Время Женщин
Шрифт:
Родители могут быть спокойны – и мои, и Костины. Боязнь, отсылавшая их по ложному следу, вела в тупик. Этого следа я не оставила. Мой тупик – другой. Так, как ее, я никого больше не полюбила. Я любила ее всегда, и именно она за неделю до своей смерти нашла из этого тупика единственно возможный выход, изменив подпись на обороте той фотографии. Новая подпись соединила ее иудейскую жестоковыйность с греческим просвещенным прозрением о различных видах любви. Этот выход я выстрадала, вылюбила всей своей жизнью, однако если мне позволено будет по-настоящему оглянуться, то есть посмотреть на дело исторически, в этом соединении нет парадокса: иудейская и греческая традиции были и остались двумя равносильными источниками христианства. В историческом смысле эти источники слились тогда, когда пришло время. Поддержкой времени она так и не заручилась. «Если когда-нибудь я соберусь покреститься, ты будешь моей крестной», – так она сказала однажды, совершенно серьезно, пожалуй, за год до своей смерти. Даже теперь я не посмею назвать фразу, сказанную из нежности, предвосхищением возможных событий. Она подложила ее под мой зубок как сухую вишенку. Но это был не степной шарик, в который она играла с догадавшейся обо всем бабушкой, а настоящая сухая вишенка, высохшая под солнцем Аллаха. А впрочем, какой нормальный человек станет без смеха слушать мои домыслы о людских страстях? Скажет: жаль, что все так сложилось, но, положа руку на сердце, не было у тебя другого выхода, кроме жалкой игры, кроме твоего страстного и бесплодного актерства, а значит – прочь с дороги. Тебе ли, актерке, рассуждать об истоках христианства? Знай свое место – ваше актерское место за церковной оградой, вне кладбищенской освященной земли. Ты была и осталась уродом, некрасивой дочерью, и нет нам дела до твоего зеркала, в котором ты ищешь сходства с названой матерью.
Изгнание из рая
Весной по радиоголосам начали передавать Солженицына – «Архипелаг ГУЛАГ». Отец слушал главу за главой, по вечерам припадая к отвратительно воющему приемнику. Я была занята своими делами и, конечно, не обратила бы на это событие никакого внимания, но иностранцы, зачастившие в нашу школу с приходом весны, безжалостно заводили с нами разговоры о Солженицыне, видимо, желая нас просветить. Теряясь от их настойчивости, мы спросили Ф., и она, не высказывая своего мнения, предложила уклончивый ответ: этого произведения Солженицына мы не читали. Я не могу сказать наверное, обсуждала ли Ф. солженицынскую тему с Б.Г., однако сам Б.Г., вообще-то опасливо и ответственно относившийся к политике, с нами никакого инструктажа не проводил. Если у него и был такой соблазн, он счастливо поборол его, может быть, и из чувства самосохранения: к тому времени мы уже были, так сказать, на особом положении, и развяжи он политическую дискуссию, ему пришлось бы вести ее серьезно, что могло, учитывая нашу политическую непуганость, его уважительное к нам отношение и богатый жизненный опыт, завести в дебри. Умный человек и еврей – он не мог быть не на стороне Солженицына.
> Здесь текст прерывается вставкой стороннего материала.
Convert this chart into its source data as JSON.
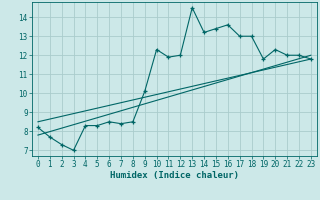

И все-таки политическая дискуссия состоялась, однако, как ни странно, с учительницей физики, которая взяла на себя скорбный труд спасения наших душ. Людмила Петровна была крепкой и решительной женщиной, доброй и порядочной в женском смысле: хорошая домохозяйка, ответственная мать и преданная жена. В молодости – а в наше время ей было уже лет сорок – она стала комсомолкой-энтузиасткой, откликнувшейся на целинный призыв партии, и всю свою дальнейшую жизнь любила вспоминать то романтическое время. Разговор завел Федька. Он просто поднял руку и сообщил, что его дедушка и бабушка каждый день внимательнейшим образом слушают радио – главы из новой книги Солженицына, и утверждают, что все это – правда. Людмила Петровна выслушала доброжелательно и принялась отвечать в том духе, что это не вся правда, а значит, и не совсем правда, потому что Солженицын вместе с водой выплескивает и ребенка. Этим ребенком был энтузиазм советского народа, не имеющий исторических аналогов, который позволил нам – она так и сказала: «нам» – завершить индустриализацию страны, победить в невиданной войне и с успехом решать грандиозные послевоенные задачи. Тут Ирка зашипела мне на ухо, дескать, с успехом можно решить, а не решать. Федя же стоял на своем и приводил другие примеры, которые запомнил из солженицынских отрывков. В результате каждый из них при своем и остался, однако они позволили друг другу (Федя самим фактом заданного вопроса, Людмила Петровна искренним участием) свободно высказаться. Нам позиция Феди представлялась сильной: за нею стояли его бабушка и дедушка, то есть, вступив в дискуссию, он заговорил как бы и не от себя, а от тех, кто пришел бы в ужас от его длинного языка. Их воспоминания были таким же личным опытом, каким был целинный опыт Людмилы Петровны, а потому наша дискуссия выходила за рамки спора учителя с неопытным учеником. Мы сидели, развесив уши, следя за перипетиями их спора, в каком-то смысле спора поколений. Людмила Петровна не стала отрицать трагического опыта бабушки и дедушки, она прямо сказала: да, это было, но вы не должны забывать и о другой стороне медали. За пределы кабинета физики подробности спора не вышли. Администрация занималась КВНами, полным ходом идущими во всех параллелях, и новым американским учителем, который появился в нашей школе и был, уже по традиции, прикреплен к нашей группе.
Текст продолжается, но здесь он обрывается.